Namun selain intrumen diatas dalam perekonomian Islam, ada dua istrumen besar yang dapat diterapkan, yaitu:
a.       Kontrol kuantitatif penyaluran kredit
Dalam ekonomi Islam, instrumen discount rate dan pasar terbuka tidak dapat diterapkan. Pada bank syari’ah terdapat sistem mudarabah yang merupakan penyertaan dari penabung pada bank tersebut.
b.      Merealisasikan tujuan sosio-ekonomi
Bank sentral dalam ekonomi Islam berpartisipasi dalam pembiayaan usaha-usaha produktif yang tidak menyalahi nilai-nilai Islam melalui skim penjaminan. Dalam skim penjaminan, perusahaan diteliti kemampuan berusahanya dan manajemennya. Bila dirasakan kurang namun memiliki prospek yang baik, maka dibantu dengan program-program pelatihan sehingga perusahaan dapat memanfaatkan dan mengelola dananya dengan baik. Seandainya dalam pemanfaatan tersebut perusahaan mengalami kegagalan, maka pengelola skim penjaminan harus meneliti sebab-sebab kegagalan. Bila kegagalan disebabkan oleh penyimpangan moral dalam bisnis (moral hazard) dari perusahaan, maka bank yang membiayai perusahaan itu akan memperoleh kembali dananya. Namun apabila kegagalan disebabkan karena keadaan ekonomi yang memburuk, maka bank harus ikut menanggung risiko bisnis tersebut berdasarkan bagi hasil dan rugi yang disepakati.

      Selain dari instrumen-instrumen yang telah dijelaskan dalam ekonomi syariah, berikut ini ada 3 mazhab terkait kebijakan moneter syariah yang membedakannya dengan kebijakan moneter konvensional.
1.      Mazhab pertama (iqtishaduna)
            Menurut mazhab ini, instrumen yang digunakan adalah berhubungan dengan konsumsi, tabungan dan investasi, serta perdagangan yang mana keempatnya merupakan instrumen yang otomatis ada dalam pelaksanaan kebijakan moneter. Pada satu sisi, sistem ini menjamin keseimbangan uang dan barang/jasa. Sementara, di sisi lain, sistem ini mencegah penggunaan tabungan untuk tujuan selain menciptakan kesejahteraan yang lebih nyata bagi masyarakat.

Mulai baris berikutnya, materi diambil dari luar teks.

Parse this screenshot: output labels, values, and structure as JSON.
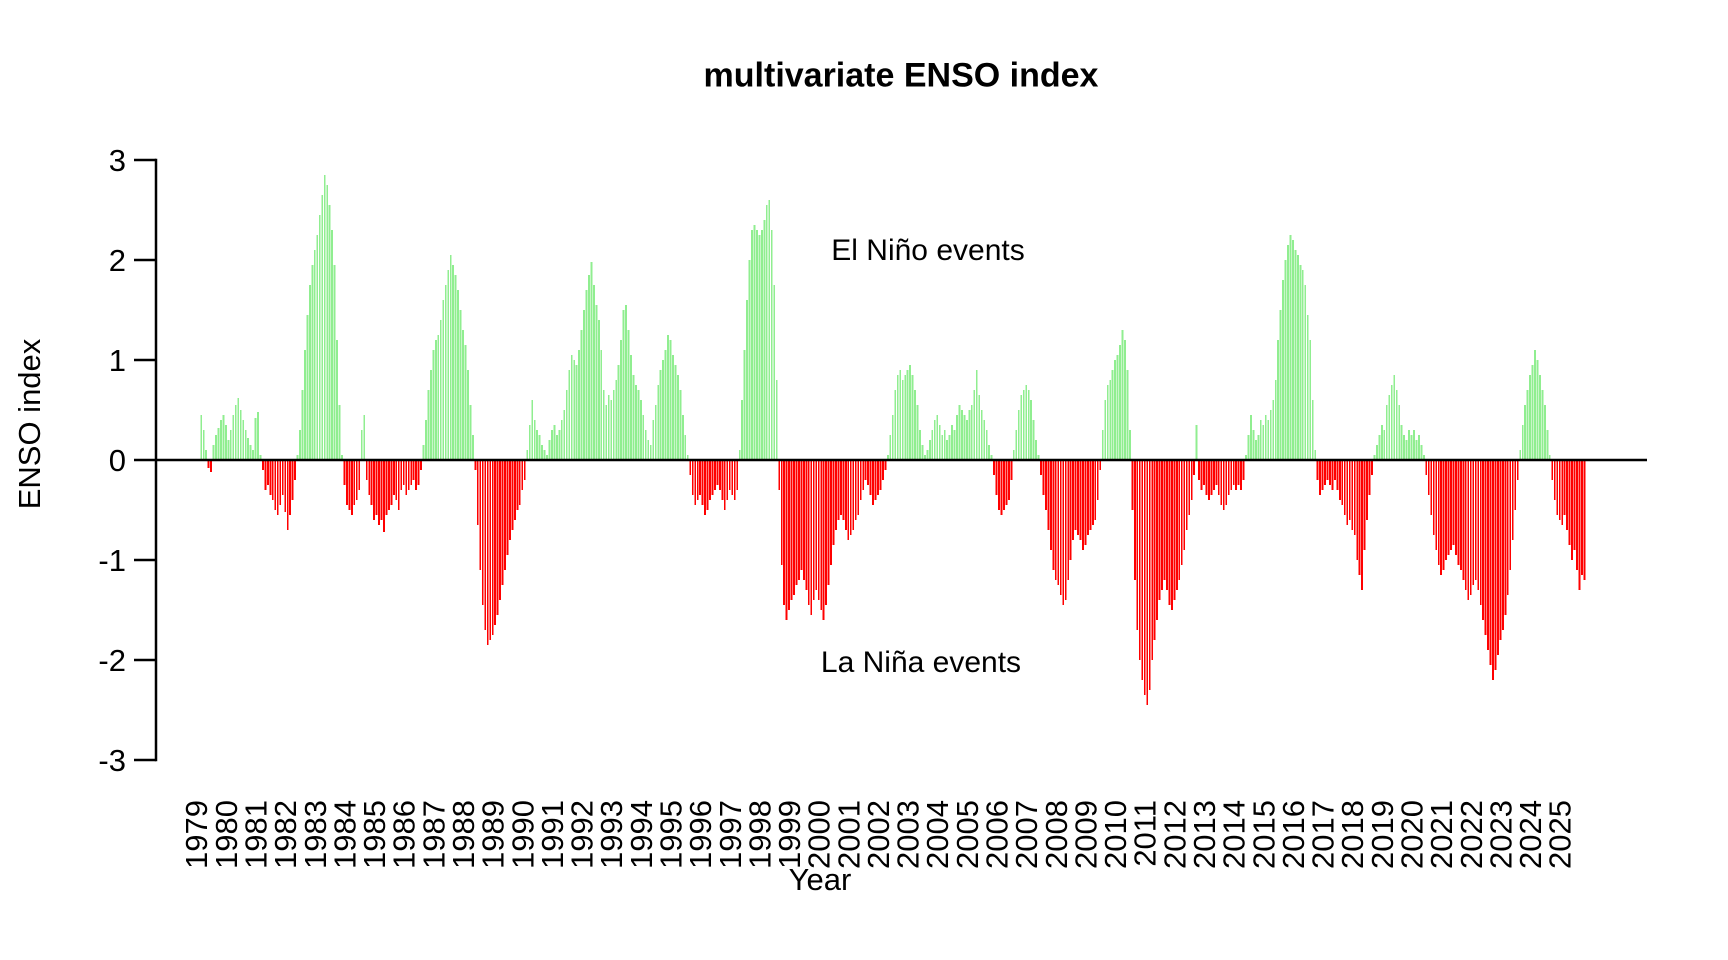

2.      Mazhab kedua (mainsteam)
            Tujuan dari kebijakan moneter yang dilakukan oleh pemerintah adalah untuk memaksimalkan sumber daya untuk kegiatan perekonomian yang produktif. Sementara itu, dalam prinsip syariah, dilarang adanya praktik penumpukan uang (money hoarding) karena membuat uang menjadi tidak memberikan manfaat terhadap peningkatan kesejahteraan masyarakat. Kekayaan yang menumpuk tersebut justru membuat sumber dana yang awalnya produktif menjadi tidak produktif. Oleh karena itu, mazhab ini merancang sebuah instrumen kebijakan yang ditujukan untuk mempengaruhi kecilnya permintaan uang agar dapat dialokasikan pada peningkatan produktifitas dan perekonomian secara keseluruhan.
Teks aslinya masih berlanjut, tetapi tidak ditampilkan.